The complexes between R 3 Tr (Tr = B, Al, and Ga; R = H, F, Cl, and Br) and H 2 X (X = O, S, and Se) were theoretically studied. The interaction energies of R 3 Al⋯H 2 X and R 3 Ga⋯H 2 X are consistent with the electronegativity of the halogen atom R (R ≠ H), but an opposite dependence is found for R 3 B⋯H 2 X. The triel bond of R 3 Tr⋯H 2 X is weaker for the heavier chalcogen donor. The dependence of triel bonding strength on the triel atom is complicated, depending on the nature of R and X. The methyl substitution of H 2 X causes a substantial increase in the interaction energy from −5.74 kcal/mol to −22.88 kcal/mol, and its effect is relevant to the nature of Tr, X, and R groups.
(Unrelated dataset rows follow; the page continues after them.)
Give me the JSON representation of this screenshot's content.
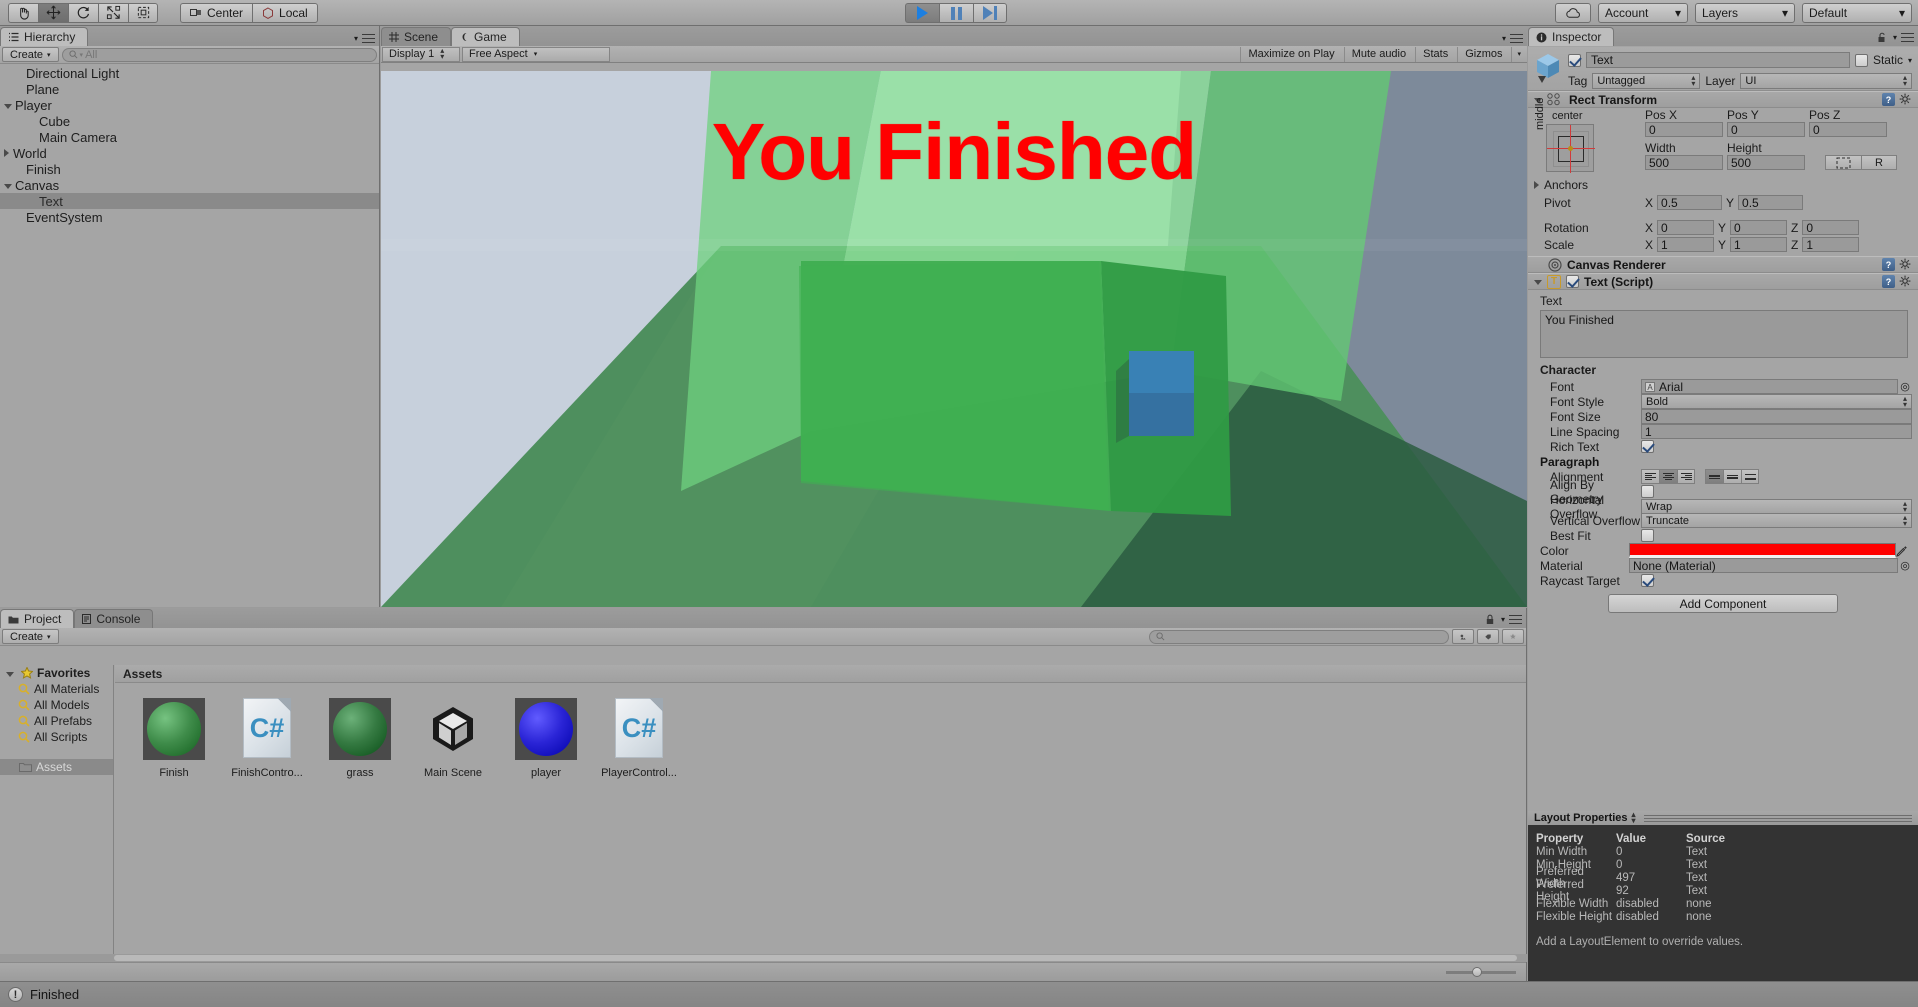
{
  "toolbar": {
    "tools": [
      {
        "name": "hand-tool",
        "icon": "hand",
        "active": false
      },
      {
        "name": "move-tool",
        "icon": "move",
        "active": true
      },
      {
        "name": "rotate-tool",
        "icon": "rotate",
        "active": false
      },
      {
        "name": "scale-tool",
        "icon": "scale",
        "active": false
      },
      {
        "name": "rect-tool",
        "icon": "rect",
        "active": false
      }
    ],
    "pivot_mode": "Center",
    "pivot_rotation": "Local",
    "play_label": "play",
    "pause_label": "pause",
    "step_label": "step",
    "cloud_label": "cloud",
    "account": "Account",
    "layers": "Layers",
    "layout": "Default"
  },
  "hierarchy": {
    "tab": "Hierarchy",
    "create_label": "Create",
    "search_placeholder": "All",
    "items": [
      {
        "label": "Directional Light",
        "depth": 1,
        "fold": "none",
        "selected": false
      },
      {
        "label": "Plane",
        "depth": 1,
        "fold": "none",
        "selected": false
      },
      {
        "label": "Player",
        "depth": 0,
        "fold": "down",
        "selected": false
      },
      {
        "label": "Cube",
        "depth": 2,
        "fold": "none",
        "selected": false
      },
      {
        "label": "Main Camera",
        "depth": 2,
        "fold": "none",
        "selected": false
      },
      {
        "label": "World",
        "depth": 0,
        "fold": "right",
        "selected": false
      },
      {
        "label": "Finish",
        "depth": 1,
        "fold": "none",
        "selected": false
      },
      {
        "label": "Canvas",
        "depth": 0,
        "fold": "down",
        "selected": false
      },
      {
        "label": "Text",
        "depth": 2,
        "fold": "none",
        "selected": true
      },
      {
        "label": "EventSystem",
        "depth": 1,
        "fold": "none",
        "selected": false
      }
    ]
  },
  "game": {
    "scene_tab": "Scene",
    "game_tab": "Game",
    "display": "Display 1",
    "aspect": "Free Aspect",
    "maximize_on_play": "Maximize on Play",
    "mute_audio": "Mute audio",
    "stats": "Stats",
    "gizmos": "Gizmos",
    "overlay_text": "You Finished",
    "overlay_color": "#ff0000",
    "sky_left_color": "#c7d0dc",
    "sky_right_color": "#7d8a9a",
    "ground_color": "#4e8f5e",
    "goal_color": "#3fae51",
    "player_color": "#3a7fbf"
  },
  "project": {
    "tab": "Project",
    "console_tab": "Console",
    "create_label": "Create",
    "search_placeholder": "",
    "favorites_label": "Favorites",
    "favorites": [
      "All Materials",
      "All Models",
      "All Prefabs",
      "All Scripts"
    ],
    "assets_root": "Assets",
    "breadcrumb": "Assets",
    "assets": [
      {
        "name": "Finish",
        "type": "material",
        "color": "#3f8c4a"
      },
      {
        "name": "FinishContro...",
        "type": "script"
      },
      {
        "name": "grass",
        "type": "material",
        "color": "#357a42"
      },
      {
        "name": "Main Scene",
        "type": "scene"
      },
      {
        "name": "player",
        "type": "material",
        "color": "#2a24d6"
      },
      {
        "name": "PlayerControl...",
        "type": "script"
      }
    ]
  },
  "inspector": {
    "tab": "Inspector",
    "object_name": "Text",
    "enabled": true,
    "static_label": "Static",
    "tag_label": "Tag",
    "tag_value": "Untagged",
    "layer_label": "Layer",
    "layer_value": "UI",
    "rect_transform": {
      "title": "Rect Transform",
      "anchor_preset_top": "center",
      "anchor_preset_side": "middle",
      "pos_x_label": "Pos X",
      "pos_x": "0",
      "pos_y_label": "Pos Y",
      "pos_y": "0",
      "pos_z_label": "Pos Z",
      "pos_z": "0",
      "width_label": "Width",
      "width": "500",
      "height_label": "Height",
      "height": "500",
      "blueprint_label": "R",
      "anchors_label": "Anchors",
      "pivot_label": "Pivot",
      "pivot_x": "0.5",
      "pivot_y": "0.5",
      "rotation_label": "Rotation",
      "rot_x": "0",
      "rot_y": "0",
      "rot_z": "0",
      "scale_label": "Scale",
      "scale_x": "1",
      "scale_y": "1",
      "scale_z": "1",
      "x": "X",
      "y": "Y",
      "z": "Z"
    },
    "canvas_renderer": {
      "title": "Canvas Renderer"
    },
    "text_script": {
      "title": "Text (Script)",
      "enabled": true,
      "text_label": "Text",
      "text_value": "You Finished",
      "character_label": "Character",
      "font_label": "Font",
      "font_value": "Arial",
      "font_style_label": "Font Style",
      "font_style_value": "Bold",
      "font_size_label": "Font Size",
      "font_size_value": "80",
      "line_spacing_label": "Line Spacing",
      "line_spacing_value": "1",
      "rich_text_label": "Rich Text",
      "rich_text_value": true,
      "paragraph_label": "Paragraph",
      "alignment_label": "Alignment",
      "alignment_h": "center",
      "alignment_v": "top",
      "align_by_geometry_label": "Align By Geometry",
      "align_by_geometry_value": false,
      "horizontal_overflow_label": "Horizontal Overflow",
      "horizontal_overflow_value": "Wrap",
      "vertical_overflow_label": "Vertical Overflow",
      "vertical_overflow_value": "Truncate",
      "best_fit_label": "Best Fit",
      "best_fit_value": false,
      "color_label": "Color",
      "color_value": "#ff0000",
      "material_label": "Material",
      "material_value": "None (Material)",
      "raycast_target_label": "Raycast Target",
      "raycast_target_value": true
    },
    "add_component": "Add Component"
  },
  "layout_properties": {
    "title": "Layout Properties",
    "columns": [
      "Property",
      "Value",
      "Source"
    ],
    "rows": [
      [
        "Min Width",
        "0",
        "Text"
      ],
      [
        "Min Height",
        "0",
        "Text"
      ],
      [
        "Preferred Width",
        "497",
        "Text"
      ],
      [
        "Preferred Height",
        "92",
        "Text"
      ],
      [
        "Flexible Width",
        "disabled",
        "none"
      ],
      [
        "Flexible Height",
        "disabled",
        "none"
      ]
    ],
    "note": "Add a LayoutElement to override values."
  },
  "status_bar": {
    "message": "Finished"
  }
}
For the S and Se donors, the increased percentage of interaction energy is almost the same due to the methyl substitution, which is larger than that of the O analogue. In most triel‐bonded complexes, electrostatic dominates and polarization has comparable contribution. However, polarization plays a dominant role in R 3 B⋯ R 2 ′ S and R 3 B⋯ R 2 ′ Se (R = Cl and Br; R′ = H and Me).